Elementary Transformations from z to w plane

• March 24th 2008, 01:57 PM
free_to_fly
Elementary Transformations from z to w plane
I'm stuck on this question:
For the transformation:
w=(z+i)/(z-i)
show that as z moves along the real axis, w moves along a circle centre O and radius 1.

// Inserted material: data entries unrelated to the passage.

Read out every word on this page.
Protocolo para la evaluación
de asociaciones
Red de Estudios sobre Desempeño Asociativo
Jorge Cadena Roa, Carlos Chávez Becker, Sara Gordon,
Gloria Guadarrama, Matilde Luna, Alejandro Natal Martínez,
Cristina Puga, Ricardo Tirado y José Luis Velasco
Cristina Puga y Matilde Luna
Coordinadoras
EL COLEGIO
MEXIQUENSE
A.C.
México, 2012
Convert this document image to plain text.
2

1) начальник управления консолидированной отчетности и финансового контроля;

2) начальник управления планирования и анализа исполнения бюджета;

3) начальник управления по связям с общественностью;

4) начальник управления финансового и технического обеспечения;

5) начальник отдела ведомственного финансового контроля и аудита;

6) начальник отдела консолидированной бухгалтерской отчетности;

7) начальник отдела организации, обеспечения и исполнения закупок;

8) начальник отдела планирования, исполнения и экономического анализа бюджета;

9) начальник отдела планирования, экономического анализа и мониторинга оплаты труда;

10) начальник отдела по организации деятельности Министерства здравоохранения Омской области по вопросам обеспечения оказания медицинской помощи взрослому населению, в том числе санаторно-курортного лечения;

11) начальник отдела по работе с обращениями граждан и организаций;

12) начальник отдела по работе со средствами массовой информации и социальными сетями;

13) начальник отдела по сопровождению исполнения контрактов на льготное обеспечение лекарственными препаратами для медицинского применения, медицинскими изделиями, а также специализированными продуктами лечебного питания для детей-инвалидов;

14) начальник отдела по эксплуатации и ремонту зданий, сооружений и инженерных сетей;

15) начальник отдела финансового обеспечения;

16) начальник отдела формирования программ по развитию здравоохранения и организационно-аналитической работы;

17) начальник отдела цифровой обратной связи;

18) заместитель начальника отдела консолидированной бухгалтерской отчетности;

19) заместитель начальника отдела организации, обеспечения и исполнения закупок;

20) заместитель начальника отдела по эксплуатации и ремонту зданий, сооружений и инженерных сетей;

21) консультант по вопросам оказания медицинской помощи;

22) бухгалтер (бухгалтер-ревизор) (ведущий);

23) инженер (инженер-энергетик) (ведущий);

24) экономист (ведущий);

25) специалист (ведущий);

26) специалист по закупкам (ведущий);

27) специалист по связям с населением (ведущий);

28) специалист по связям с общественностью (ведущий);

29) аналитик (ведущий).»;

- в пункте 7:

I know that since z only moves on the real axis, it has only an x component, so I can replace z with x, but I'm stuck after that. Do I rewrite w as u+iv? If so I get a very complicated equation which doesn't look like the equation of a circle. I'd be grateful of any help.
• March 24th 2008, 03:34 PM
math_science_dude
free_to_fly,

Plug in x for z and multiply (numerator and denominator) by the conjugate of the denominator, which is x + i). Then separate into real and imaginary parts, and take the modulus of the expression. It turns out the modulus of w is 1, (i.e. ||w|| = 1). Thus the image (in the w plane) of the real axis under the mapping defined by w = (z+i)/(z-i) is the unit circle.

Best,

m_s_d
• March 24th 2008, 06:03 PM
ThePerfectHacker
Quote:

Originally Posted by free_to_fly
I'm stuck on this question:
For the transformation:
w=(z+i)/(z-i)
show that as z moves along the real axis, w moves along a circle centre O and radius 1.

Let $z=t$ then $w=(t+i)/(t-i) = (t^2-1)/(t^2+1)+i(2t)/(t^2+1)$ this is a parametric equation for almost a circle. Because we never reach $1+0i$.